Pandora is an online, streaming music player where users can “customize” their own radio stations.  It’s absolutely brilliant since the only thing you really have to do is enter in a song or artist, and Pandora will automatically stream music that is similar to that song or artist.  Now, instead of spending hours customizing the perfect 80s party playlist (or mix tape/CD for the romantics out there), we can just tell Pandora what song fits our mood at the time and get hours of music delivered too us.  Best of all, if a song comes on that we’re not sure why it was there in the first place (Blame it on the Rain made it on all my mix tapes for some reason), we can easily skip it, and Pandora will exclude songs like it.
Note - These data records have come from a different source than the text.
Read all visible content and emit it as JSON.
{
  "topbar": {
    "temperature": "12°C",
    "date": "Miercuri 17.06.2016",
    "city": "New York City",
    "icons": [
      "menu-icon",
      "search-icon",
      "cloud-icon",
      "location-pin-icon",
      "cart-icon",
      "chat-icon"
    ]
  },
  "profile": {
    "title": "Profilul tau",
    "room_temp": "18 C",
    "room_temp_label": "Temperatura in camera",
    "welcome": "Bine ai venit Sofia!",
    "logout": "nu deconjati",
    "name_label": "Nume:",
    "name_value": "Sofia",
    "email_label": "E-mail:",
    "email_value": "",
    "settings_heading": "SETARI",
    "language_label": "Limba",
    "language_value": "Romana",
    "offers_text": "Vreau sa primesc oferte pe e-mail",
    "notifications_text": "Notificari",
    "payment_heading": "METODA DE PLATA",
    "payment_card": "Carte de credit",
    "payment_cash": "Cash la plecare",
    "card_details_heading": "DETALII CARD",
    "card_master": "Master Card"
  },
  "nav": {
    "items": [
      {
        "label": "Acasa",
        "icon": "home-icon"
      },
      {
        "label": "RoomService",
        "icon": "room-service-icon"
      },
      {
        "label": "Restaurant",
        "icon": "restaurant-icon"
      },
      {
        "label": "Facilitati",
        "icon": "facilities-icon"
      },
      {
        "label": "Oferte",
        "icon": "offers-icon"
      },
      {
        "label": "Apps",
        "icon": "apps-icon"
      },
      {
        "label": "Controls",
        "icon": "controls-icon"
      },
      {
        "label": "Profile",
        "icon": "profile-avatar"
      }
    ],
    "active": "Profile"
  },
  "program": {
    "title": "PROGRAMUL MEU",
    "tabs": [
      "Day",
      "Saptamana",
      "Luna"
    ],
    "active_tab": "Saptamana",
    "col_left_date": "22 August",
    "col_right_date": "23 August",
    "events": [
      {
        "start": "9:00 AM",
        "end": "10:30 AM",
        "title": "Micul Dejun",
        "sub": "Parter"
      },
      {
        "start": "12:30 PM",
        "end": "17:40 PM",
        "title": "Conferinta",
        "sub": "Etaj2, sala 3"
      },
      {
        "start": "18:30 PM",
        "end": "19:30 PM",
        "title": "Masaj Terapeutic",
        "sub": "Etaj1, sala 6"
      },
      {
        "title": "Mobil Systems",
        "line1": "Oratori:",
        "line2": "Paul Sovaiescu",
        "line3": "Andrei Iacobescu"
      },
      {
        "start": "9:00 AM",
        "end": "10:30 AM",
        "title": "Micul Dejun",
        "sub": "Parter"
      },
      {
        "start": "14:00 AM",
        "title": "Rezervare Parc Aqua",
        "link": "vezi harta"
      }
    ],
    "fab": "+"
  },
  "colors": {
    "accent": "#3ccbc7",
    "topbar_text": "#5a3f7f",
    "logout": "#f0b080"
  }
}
So how does Pandora do this?  Well, they’ve hired a team of music analysts who essentially measure each song on 100+ musical characteristics, an idea inspired by the Music Genome Project.  These characteristics, or metrics, make up the “genes” of a song, and their measurements are used to construct a song vector, a mathematical attempt to value the essence of a song.  The similarity of two songs is figured out by measuring the differences between all the musical characteristic of the two songs.  To do this well, Pandora uses a complex distance function, which is essentially saying “how far apart, or different, are these two songs.”  The shorter the distance, the more similar the songs are, and the more likely that song will be played next in your Pandora station.

This is a very powerful framework, but there is one important assumption that shouldn’t be overlooked, and could be a major drawback to implementing this particular recommendation engine.  That critical assumption is that we have identified every factor that captures the je ne sais quoi of a song, which for the non-French speaking means an intangible quality that makes something distinctive.  Do you smell the conundrum brewing?  How does one measure the intangible?  Can you find all the right factors to accurately describe Kris Allen’s performance of Kayne West’s Heartless?  Now while it might be next to impossible to figure out everything that makes a song click, it is very important that you catch the most influential ones in your recommendation model.  Failure to do this could get you voted off.

Pandora is doing a pretty damn good job recommending songs using this framework and they understand that there are a lot of factors that make a song a unique piece of work.  They have developed a framework where they have identified a lot of the measurable, tangible metrics, and have used them to effectively relate songs to each one another.  The next big step in recommendation models would be to understand how each individual values a song, what aspects are more important on a case by case basis, and eventually delivering a personalized, Rathan and Rathan’s Infinite Playlist just for me.